Cancer or Cancer cells
They continue to grow, and they may spread. That’s what we call cancer. Those cells together, we would call that a tumor. Specifically, cancer is a malignant tumor, and we call it cancerous because not only can it invade into adjacent organs, but unfortunately, cancer can spread to other tissues, and that can be life-threatening.
Cancer can occur anywhere in the body because there are cells everywhere in the body. In women, one of the most common tumors, of course, is breast cancer and men’s prostate cancer.
And in both men and women, lung cancer and colon cancer are common cancers.
It’s important to understand that cancer in one individual is very different from cancer in another, just like those individuals are different. So a lung tumor in one person will be very different from a lung tumor in another person. Once the cancer diagnosis is made, of course, the next obvious question is, what do you do.
Several things are relevant. The stage of disease, How much cancer is present? Has it spread? Is it in lymph nodes? Has it spread to other organs of the body? Cancer treatment is very complex, and part of the reason is that cancer is this constellation of over two hundred different diseases.
They have common characteristics, but they’re all very different from each other.

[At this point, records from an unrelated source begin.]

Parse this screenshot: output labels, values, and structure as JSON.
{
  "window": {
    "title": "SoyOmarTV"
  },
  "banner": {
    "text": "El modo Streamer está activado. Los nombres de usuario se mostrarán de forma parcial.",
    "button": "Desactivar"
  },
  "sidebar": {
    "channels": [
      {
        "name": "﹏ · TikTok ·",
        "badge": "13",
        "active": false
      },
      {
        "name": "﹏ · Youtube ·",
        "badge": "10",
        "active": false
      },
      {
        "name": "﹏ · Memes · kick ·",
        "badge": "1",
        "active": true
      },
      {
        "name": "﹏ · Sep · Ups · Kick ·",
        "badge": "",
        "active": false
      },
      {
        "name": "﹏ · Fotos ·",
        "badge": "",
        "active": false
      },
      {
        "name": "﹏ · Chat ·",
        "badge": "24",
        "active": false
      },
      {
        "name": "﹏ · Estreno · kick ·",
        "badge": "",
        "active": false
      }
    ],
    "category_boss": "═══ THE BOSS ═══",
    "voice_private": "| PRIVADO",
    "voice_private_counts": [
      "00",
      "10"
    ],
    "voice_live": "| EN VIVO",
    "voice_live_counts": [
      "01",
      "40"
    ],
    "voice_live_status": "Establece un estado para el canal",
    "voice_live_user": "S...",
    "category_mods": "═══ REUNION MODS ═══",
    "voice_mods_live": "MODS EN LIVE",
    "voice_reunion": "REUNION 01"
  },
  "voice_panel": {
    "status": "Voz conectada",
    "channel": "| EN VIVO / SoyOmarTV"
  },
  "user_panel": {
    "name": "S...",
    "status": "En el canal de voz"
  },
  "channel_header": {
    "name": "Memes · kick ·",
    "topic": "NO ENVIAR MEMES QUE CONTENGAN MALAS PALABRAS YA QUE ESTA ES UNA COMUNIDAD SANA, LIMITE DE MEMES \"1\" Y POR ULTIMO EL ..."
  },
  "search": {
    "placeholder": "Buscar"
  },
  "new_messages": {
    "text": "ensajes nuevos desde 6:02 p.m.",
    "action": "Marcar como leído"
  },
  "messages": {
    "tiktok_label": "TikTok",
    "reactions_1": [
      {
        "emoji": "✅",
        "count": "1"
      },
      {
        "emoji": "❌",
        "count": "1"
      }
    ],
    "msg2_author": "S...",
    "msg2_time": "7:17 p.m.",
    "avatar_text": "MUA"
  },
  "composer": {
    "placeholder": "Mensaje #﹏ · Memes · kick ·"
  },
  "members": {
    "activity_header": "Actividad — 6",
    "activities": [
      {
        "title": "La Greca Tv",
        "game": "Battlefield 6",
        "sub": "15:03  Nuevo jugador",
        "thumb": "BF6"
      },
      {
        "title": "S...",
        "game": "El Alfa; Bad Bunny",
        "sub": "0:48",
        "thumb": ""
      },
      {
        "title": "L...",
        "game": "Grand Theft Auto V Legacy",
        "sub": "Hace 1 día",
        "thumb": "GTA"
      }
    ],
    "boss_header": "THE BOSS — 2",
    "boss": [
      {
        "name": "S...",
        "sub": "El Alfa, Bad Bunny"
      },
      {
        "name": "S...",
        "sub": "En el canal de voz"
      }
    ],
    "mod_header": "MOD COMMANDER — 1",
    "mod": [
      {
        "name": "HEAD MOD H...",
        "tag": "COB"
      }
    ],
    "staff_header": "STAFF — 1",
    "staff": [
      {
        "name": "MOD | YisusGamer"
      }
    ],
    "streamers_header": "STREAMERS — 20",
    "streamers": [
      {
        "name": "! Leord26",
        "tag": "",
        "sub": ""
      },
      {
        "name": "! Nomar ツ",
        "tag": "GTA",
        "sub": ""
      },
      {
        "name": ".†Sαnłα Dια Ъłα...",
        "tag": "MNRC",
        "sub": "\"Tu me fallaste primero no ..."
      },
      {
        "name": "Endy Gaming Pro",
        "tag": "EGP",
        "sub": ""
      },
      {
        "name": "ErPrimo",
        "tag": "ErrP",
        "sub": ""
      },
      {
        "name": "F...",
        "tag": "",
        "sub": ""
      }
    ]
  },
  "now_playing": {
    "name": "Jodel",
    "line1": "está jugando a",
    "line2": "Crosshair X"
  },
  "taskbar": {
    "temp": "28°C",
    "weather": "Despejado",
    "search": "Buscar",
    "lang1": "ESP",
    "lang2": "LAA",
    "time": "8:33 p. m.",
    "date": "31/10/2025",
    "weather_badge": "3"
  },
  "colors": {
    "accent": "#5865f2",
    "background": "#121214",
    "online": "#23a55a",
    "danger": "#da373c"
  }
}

In addition to that, cancer itself is not homogeneous.
There may be three or four or five or six different slight variations in the cancer cells. People ask why? Why does my cancer not go away? It shrunk by seventy percent. What’s wrong with the other thirty percent? Well, it’s probably a different subtype of that cancer that will require a different kind of treatment. There are three primary therapies for cancer: surgery, radiation, and chemotherapy. Surgery works by directly removing the tumor.
Radiation therapy provides x-rays to kill individual cells, and the chemotherapy contains chemicals that can kill those particular cells. But they have side effects. The best therapies that we can produce are optimizing the number of tumors that we can kill by any treatment and minimizing the amount of damage that we cause to the healthy cells that would be affected by that treatment.

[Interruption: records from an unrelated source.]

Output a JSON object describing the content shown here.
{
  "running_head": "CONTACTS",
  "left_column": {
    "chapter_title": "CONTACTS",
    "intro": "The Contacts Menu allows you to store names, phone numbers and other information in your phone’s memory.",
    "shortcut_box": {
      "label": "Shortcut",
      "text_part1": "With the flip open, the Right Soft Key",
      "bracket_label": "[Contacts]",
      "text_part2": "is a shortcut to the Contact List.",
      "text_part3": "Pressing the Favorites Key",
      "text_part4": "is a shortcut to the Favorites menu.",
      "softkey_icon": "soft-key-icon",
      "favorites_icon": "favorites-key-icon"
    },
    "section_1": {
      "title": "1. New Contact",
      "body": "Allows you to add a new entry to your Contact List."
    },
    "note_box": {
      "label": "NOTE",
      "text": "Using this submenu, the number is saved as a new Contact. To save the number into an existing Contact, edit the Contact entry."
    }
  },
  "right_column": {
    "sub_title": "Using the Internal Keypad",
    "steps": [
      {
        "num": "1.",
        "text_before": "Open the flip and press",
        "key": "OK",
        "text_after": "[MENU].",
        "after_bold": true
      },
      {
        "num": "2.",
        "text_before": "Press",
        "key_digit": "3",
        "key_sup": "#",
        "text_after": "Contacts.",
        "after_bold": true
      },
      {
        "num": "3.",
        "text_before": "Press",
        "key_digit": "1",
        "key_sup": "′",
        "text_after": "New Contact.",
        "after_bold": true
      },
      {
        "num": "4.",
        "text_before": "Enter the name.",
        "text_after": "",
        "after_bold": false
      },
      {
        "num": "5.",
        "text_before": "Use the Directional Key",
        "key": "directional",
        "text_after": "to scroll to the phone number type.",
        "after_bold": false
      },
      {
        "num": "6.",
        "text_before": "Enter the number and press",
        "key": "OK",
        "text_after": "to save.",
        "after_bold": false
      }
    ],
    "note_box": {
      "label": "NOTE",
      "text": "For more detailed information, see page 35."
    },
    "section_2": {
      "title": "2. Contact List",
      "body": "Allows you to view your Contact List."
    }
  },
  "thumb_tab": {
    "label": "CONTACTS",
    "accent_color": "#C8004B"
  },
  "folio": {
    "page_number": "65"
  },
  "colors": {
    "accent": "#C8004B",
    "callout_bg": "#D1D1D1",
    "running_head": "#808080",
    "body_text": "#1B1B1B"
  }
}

Diagnosed with cancer | The best therapies
At Cancer Treatment Centers of America, we have a very robust integrative oncology program. Integrative oncology is taking those conventional oncology treatments and integrating those with therapies like acupuncture, naturopathic medicine, chiropractic, nutrition. To blend those together and to create the most appropriate treatment plan for that individual patient at that moment in time.
Cancer Treatment Centers of America has invested in a model where all of the effects of cancer and its therapy are aggressively treated and managed. It’s not just enough to kill cancer if we don’t treat the pain, the fatigue, the depression, or the anxiety that comes with a cancer diagnosis.
Receiving a diagnosis of cancer can be a frightening thing. The good news is that today is probably the most exciting time in history in terms of cancer treatment. Options that didn’t exist a few months ago indeed didn’t exist a few years ago. The ability to genomically profile a tumor and take that individualized fingerprint of that cancer may direct us to tailor treatment in concrete ways.
We believe that in the future. Many more patients with several different tumor types will potentially be able to benefit from the advances in precision medicine.
There are very hopeful options available to us as clinicians to make a difference in patients’ lives, and it’s therefore just as crucial for patients to know that, so they have those hopeful options and they take advantage of them.